Когда мы вышли из машины, по толпе прошел слитный вздох. Это был вздох радости и ненависти одновременно. Ненависть, бесспорно, была классовой. На лице каждого из тех, кто к нам повернулся, было написано немедленное желание раскулачивать и железной рукой загонять в коммунизм. Я оглядел себя и понял, в чем дело.
Во время Октябрьского переворота с матросами шли разговаривать матросы. С крестьянами – крестьяне. Прежде чем начать с людьми говорить, человек должен был дать всем понять, что он свой. Без такого понимания разговор обычно заканчивался в пароходной топке или на вилах.
Мы же выбрали худший вариант из всех возможных. На встречу мы приехали на сверкающем новизной черном джипе, реклама которого висела в то время в городе на всех углах. По странному совпадению на нас обоих были в тот день бордовые галстуки, как на Бараке Обаме. Да и морды наши, откровенно говоря, доверия людям тоже не внушали. Весьма подозрительные, надо сказать, были морды. С одной стороны – широкая казахская будка. С другой – интеллигентное иностранное лицо. Одним словом, мировая буржуазия как она есть.
Плотное кольцо людей окружило нас почти сразу после того, как мы вышли из машины. Несмотря на то, что на месте мы были всего полминуты, и никто из нас не был рыжим, было чувство, что мы уже примелькались и нас начнут бить. И тут мы допустили вторую ошибку.

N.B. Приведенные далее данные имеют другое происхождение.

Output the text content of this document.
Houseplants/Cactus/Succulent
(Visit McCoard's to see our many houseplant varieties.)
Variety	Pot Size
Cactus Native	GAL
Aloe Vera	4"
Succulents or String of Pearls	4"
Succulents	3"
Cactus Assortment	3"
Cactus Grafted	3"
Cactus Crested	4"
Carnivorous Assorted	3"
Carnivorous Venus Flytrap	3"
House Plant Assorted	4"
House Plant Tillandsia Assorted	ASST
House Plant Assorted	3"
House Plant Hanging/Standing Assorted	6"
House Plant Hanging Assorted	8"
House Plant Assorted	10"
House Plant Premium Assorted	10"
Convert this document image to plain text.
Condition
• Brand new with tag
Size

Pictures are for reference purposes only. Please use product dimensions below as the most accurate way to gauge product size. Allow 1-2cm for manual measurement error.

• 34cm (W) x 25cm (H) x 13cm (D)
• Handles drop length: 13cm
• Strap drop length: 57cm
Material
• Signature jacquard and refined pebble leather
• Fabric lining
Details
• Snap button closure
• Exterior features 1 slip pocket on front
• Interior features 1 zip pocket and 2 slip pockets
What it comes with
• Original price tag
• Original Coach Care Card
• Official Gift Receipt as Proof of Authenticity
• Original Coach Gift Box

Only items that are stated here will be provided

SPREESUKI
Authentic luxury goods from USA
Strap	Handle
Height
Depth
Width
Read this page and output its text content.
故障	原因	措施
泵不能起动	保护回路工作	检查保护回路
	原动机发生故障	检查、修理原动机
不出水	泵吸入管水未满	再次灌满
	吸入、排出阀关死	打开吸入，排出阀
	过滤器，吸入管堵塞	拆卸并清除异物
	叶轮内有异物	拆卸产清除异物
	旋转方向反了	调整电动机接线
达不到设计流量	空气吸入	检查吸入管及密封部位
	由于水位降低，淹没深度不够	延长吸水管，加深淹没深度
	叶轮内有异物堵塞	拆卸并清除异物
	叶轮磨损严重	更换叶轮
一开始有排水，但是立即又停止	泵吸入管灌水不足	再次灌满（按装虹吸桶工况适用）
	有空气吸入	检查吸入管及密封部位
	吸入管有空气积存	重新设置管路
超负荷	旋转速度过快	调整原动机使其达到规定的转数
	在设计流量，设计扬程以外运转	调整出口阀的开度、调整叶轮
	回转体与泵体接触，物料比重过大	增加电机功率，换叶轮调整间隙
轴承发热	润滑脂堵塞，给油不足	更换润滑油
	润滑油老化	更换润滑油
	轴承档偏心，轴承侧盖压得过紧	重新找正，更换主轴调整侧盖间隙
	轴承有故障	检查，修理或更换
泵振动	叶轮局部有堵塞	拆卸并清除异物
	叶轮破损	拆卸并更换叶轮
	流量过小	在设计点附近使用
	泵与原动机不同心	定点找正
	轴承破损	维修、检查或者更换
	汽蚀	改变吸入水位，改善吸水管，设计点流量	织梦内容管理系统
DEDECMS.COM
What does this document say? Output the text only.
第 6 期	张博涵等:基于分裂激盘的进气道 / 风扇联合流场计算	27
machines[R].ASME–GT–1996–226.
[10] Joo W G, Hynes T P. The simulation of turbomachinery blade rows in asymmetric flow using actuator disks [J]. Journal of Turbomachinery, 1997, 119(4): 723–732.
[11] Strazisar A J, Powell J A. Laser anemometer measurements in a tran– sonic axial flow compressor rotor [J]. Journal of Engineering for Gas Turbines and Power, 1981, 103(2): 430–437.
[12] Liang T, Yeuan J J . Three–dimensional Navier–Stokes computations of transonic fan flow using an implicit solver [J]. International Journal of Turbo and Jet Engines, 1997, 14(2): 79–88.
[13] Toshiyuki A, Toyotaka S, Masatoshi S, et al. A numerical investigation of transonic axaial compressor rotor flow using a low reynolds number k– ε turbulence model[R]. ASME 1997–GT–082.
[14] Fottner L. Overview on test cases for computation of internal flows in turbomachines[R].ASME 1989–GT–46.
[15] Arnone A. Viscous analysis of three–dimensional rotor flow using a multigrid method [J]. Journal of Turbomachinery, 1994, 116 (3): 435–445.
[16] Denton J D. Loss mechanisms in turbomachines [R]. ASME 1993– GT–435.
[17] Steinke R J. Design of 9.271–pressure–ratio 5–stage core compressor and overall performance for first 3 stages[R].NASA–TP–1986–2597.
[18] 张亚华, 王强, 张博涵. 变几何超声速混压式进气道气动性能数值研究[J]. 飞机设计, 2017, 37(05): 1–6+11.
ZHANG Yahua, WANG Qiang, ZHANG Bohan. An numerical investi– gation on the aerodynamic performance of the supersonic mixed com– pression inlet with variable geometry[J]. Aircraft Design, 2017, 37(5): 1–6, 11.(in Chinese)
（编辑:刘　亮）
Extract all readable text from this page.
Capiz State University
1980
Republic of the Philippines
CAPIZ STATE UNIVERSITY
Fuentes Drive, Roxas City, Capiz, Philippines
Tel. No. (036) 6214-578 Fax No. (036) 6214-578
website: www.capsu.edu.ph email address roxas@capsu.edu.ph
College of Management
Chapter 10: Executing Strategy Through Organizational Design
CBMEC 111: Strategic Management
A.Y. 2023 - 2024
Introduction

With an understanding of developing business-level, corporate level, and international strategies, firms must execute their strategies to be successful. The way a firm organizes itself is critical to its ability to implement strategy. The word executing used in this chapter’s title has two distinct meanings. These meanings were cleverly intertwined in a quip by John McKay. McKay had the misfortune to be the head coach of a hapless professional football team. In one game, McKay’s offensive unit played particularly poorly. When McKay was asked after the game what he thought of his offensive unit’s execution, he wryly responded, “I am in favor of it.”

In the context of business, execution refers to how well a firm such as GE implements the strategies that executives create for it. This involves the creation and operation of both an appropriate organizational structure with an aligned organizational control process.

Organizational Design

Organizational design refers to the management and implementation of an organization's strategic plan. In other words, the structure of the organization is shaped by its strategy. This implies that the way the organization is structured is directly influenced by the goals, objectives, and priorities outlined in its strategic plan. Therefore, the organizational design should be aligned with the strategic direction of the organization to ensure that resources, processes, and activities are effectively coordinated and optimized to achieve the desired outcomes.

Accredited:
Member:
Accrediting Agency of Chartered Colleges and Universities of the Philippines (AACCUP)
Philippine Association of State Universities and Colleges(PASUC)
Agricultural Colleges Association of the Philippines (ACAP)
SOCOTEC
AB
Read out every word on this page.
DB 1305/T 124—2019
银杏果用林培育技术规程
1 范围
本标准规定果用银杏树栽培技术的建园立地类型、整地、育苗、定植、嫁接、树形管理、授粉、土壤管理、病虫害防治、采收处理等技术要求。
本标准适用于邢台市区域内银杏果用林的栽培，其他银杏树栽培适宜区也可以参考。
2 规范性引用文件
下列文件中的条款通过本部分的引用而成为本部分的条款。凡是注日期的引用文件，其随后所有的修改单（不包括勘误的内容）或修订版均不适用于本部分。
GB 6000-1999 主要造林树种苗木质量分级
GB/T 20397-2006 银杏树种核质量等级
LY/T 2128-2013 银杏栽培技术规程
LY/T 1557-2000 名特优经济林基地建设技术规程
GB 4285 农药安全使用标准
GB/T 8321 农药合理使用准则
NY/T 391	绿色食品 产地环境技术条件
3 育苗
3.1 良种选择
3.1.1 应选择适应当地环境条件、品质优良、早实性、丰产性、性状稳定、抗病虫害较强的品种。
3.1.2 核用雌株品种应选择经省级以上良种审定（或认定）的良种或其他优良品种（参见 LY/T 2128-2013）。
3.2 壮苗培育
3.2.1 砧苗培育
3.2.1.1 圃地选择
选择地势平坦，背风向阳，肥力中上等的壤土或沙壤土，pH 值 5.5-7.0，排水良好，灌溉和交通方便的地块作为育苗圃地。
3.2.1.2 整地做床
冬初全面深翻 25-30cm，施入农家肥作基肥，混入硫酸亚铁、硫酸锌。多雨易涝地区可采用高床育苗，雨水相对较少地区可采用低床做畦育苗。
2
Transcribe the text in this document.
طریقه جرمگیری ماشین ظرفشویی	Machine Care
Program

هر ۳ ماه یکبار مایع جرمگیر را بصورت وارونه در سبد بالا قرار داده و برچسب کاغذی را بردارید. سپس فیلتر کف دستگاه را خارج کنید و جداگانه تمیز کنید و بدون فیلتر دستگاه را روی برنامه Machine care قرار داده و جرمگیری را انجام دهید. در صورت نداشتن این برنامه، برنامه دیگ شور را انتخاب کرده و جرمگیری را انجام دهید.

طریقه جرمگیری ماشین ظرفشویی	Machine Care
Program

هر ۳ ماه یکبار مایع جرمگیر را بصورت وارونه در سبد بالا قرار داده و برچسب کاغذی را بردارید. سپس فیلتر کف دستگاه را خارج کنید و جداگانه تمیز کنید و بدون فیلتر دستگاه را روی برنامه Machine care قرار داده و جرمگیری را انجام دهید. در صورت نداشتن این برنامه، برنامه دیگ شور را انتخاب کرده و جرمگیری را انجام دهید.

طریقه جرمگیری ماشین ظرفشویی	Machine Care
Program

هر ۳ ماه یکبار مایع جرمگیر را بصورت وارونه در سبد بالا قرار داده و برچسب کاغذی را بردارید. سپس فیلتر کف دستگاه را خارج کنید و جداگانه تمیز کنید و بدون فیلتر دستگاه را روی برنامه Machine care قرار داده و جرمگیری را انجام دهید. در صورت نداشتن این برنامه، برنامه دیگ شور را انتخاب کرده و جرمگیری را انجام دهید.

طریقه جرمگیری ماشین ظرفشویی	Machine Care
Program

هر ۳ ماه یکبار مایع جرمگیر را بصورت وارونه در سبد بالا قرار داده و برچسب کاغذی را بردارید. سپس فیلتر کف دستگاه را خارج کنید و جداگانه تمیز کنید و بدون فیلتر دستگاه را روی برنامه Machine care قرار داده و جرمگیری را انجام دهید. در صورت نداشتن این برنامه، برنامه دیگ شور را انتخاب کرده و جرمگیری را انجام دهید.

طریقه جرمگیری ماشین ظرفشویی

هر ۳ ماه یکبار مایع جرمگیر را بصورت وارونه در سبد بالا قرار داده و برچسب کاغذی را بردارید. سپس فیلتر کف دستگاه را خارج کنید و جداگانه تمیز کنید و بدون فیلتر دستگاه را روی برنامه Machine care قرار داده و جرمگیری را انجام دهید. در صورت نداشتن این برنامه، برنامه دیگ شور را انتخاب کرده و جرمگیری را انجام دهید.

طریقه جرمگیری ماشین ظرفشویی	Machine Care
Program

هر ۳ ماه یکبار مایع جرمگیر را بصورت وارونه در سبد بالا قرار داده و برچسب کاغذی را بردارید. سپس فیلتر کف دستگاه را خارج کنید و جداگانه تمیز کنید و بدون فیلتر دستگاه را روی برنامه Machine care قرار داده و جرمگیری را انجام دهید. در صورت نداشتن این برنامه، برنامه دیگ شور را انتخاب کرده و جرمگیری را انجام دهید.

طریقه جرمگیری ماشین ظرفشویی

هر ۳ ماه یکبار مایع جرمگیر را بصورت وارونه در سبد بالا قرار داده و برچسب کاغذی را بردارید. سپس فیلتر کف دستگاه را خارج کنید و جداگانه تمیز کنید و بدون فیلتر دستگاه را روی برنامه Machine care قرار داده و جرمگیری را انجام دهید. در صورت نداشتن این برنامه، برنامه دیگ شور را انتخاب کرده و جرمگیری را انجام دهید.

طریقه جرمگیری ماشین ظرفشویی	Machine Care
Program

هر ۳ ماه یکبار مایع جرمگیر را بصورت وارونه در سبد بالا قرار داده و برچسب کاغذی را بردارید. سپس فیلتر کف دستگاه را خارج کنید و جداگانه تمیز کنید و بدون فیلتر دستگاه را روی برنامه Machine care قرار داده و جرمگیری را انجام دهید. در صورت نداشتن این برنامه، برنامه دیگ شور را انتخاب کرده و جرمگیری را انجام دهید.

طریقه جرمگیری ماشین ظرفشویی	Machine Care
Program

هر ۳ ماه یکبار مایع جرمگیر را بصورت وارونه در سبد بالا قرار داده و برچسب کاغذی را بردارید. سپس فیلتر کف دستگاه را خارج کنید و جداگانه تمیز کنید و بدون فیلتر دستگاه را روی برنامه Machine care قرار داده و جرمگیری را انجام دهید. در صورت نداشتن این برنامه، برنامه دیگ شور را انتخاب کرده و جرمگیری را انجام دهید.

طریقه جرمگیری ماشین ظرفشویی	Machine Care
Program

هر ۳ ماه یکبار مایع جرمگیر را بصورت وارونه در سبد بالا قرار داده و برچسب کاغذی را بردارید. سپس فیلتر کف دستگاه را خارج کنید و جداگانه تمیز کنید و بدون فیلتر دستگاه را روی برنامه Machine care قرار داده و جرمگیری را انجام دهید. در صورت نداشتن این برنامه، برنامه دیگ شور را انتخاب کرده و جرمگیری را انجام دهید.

Поскольку орать на нас принялись все одновременно, отвечать тоже приходилось всем одновременно и сразу. В результате этого ни один из тех, кто к нам обращался, внятного ответа на свой вопрос не получил, и это разряжению обстановки не способствовало. Когда у меня перед носом замаячил первый увесистый кулак, а кто-то принялся раскачивать машину, я понял, что надо что-то решать. До моего шефа эта мысль тоже явно дошла во всей своей убедительности.
Тут нужно немного отвлечься и сказать пару слов о моем тогдашнем шефе. Человек он сложной и интересной судьбы, в Казахстан приехал в начале девяностых из охваченной войной Югославии, видел многое и всякое, в совершенстве владеет русским языком, и от подавляющего большинства знакомых мне экспатов отличается редкостной выдержкой и спокойствием в стрессовых ситуациях.
Спасение замаячило на горизонте именно тогда, когда казалось, что все уже потеряно. Имело оно облик печального пузатого турка в оранжевой каске, который неожиданно вышел из приземистого двухэтажного помещения, построенного подрядчиком на время выполнения работ. Не оценив, видимо, сложности ситуации, он, обходя людей, подошел к трубе, склонился над ней и стал что-то рассматривать, грустно качая головой. Шеф подмигнул мне и стал пробиваться сквозь толпу. Я последовал за ним.
Пробившись к турку сквозь толпу, шеф развернул его к себе и схватил его за плечи:
- Где начальник? – заорал он так, что с забора посыпались дети.
Толпа зашевелилась и начала разворачиваться в нашу сторону. При виде человека в каске, склонившегося над трубой, глаза людей загорелись ненавистью с новой силой.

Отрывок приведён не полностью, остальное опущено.